La Fatigue d’être soi est le titre d’une étude remarquable du sociologue français Alain Ehrenberg (1998) qui aborde le phénomène de la dépression, caractéristique à son avis de la société actuelle. Les dépressions sont fortement discutées dans l’espace public depuis la deuxième moitié du XXe siècle. Pour Alain Ehrenberg, le «soi épuisé» est le symptôme de la difficulté d’être soi-même. Un problème qui peut paraître individuel mais qui est à ses yeux clairement déterminé par la société. C’est ce que la présente contribution souhaite mettre en avant, étudiant les modalités et les caractéristiques des dynamiques sociales et le discours de la sociologie à ce sujet.
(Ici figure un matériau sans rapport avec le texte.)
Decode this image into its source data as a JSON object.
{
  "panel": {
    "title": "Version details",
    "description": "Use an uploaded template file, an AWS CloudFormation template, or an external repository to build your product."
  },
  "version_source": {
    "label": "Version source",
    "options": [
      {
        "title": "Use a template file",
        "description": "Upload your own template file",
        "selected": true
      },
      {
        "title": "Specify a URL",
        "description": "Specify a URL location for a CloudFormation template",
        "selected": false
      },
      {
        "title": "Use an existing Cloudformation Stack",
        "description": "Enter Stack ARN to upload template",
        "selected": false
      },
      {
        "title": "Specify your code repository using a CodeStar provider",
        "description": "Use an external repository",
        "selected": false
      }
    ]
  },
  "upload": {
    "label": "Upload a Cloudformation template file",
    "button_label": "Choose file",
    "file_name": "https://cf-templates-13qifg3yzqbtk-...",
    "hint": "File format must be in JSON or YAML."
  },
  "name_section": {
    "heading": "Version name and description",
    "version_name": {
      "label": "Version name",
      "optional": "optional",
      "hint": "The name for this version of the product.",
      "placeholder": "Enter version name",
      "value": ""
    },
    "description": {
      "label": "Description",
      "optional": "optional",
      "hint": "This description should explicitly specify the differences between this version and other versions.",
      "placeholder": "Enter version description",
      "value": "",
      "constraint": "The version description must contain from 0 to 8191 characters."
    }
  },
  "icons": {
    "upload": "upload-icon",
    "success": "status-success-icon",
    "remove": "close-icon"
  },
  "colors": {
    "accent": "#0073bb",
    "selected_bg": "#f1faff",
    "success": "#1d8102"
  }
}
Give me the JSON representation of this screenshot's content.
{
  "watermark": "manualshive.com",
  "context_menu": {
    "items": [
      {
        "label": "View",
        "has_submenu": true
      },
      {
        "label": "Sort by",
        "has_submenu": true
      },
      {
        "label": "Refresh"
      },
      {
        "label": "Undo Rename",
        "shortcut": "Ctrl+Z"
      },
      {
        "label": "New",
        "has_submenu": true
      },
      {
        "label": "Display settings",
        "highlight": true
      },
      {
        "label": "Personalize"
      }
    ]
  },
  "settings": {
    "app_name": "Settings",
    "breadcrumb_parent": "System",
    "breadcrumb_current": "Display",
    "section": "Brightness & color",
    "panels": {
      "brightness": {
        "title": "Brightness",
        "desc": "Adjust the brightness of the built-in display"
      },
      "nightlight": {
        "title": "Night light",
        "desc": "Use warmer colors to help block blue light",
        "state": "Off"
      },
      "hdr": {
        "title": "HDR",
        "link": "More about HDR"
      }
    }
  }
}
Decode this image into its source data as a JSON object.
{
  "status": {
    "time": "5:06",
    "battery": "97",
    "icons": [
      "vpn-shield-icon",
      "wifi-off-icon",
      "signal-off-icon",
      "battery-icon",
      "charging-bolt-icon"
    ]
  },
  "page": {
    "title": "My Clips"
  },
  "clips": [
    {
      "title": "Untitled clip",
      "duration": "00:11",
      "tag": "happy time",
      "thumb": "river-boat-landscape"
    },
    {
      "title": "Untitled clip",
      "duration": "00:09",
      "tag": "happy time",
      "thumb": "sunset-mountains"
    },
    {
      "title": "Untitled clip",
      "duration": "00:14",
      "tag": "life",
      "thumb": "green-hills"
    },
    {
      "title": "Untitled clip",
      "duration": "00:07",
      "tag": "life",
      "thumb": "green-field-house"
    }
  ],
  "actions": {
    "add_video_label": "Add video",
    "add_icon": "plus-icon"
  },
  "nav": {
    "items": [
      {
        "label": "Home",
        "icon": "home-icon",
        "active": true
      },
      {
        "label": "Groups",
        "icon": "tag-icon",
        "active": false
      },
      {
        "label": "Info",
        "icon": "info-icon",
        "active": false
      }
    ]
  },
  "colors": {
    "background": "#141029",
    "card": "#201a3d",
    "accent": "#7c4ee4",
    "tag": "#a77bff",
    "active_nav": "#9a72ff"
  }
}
Depuis la fin des années 1980, la Suisse a vu l’essor d’un régime financiarisé qui avalise les inégalités sociales, accentue les gains en capital et renforce encore davantage la concentration du pouvoir économique. Après la seconde guerre mondiale, le compromis politique libéral entre le capital et le travail tendait encore à une médiation sociale de portée certes limitée. La montée du néolibéralisme anglo-saxon s’accompagnera en revanche d’une nouvelle crédulité envers le marché et le capital. C’est dorénavant le marché qui semble déterminer la valeur du travail. Depuis, on observe quatre tendances lourdes, dont premièrement la progression du chômage. Quand les machines remplacent le travail manuel, cela pourrait nous procurer plus de temps libre et d’argent, étant donné aussi l’augmentation de la productivité. Mais la distribution du temps de travail reste inégalitaire. Deuxièmement, une partie des salaires ne suit pas l’augmentation du coût de la vie, malgré une progression salariale nominale. Il s’ensuit un nombre grandissant de salariés pauvres (working poor). Troisièmement, le système surchargé s’oriente en premier lieu au travail salarié. Il ignore les nouvelles situations de vie. Les personnes seules, les familles monoparentales et les familles avec des enfants se retrouvent fréquemment dans des situations précaires. En effet, la part du produit intérieur brut affectée à la sécurité sociale en Suisse est en diminution depuis 2004, malgré l’expansion formidable de la richesse dans ce laps de temps (OFAS 2014). Quatrièmement, le clivage social entre les revenus disponibles et la fortune privée est en progression (Mäder et al. 2010.). Et le correctif politique démocratique n’est pas en mesure d’empêcher la polarisation de la société.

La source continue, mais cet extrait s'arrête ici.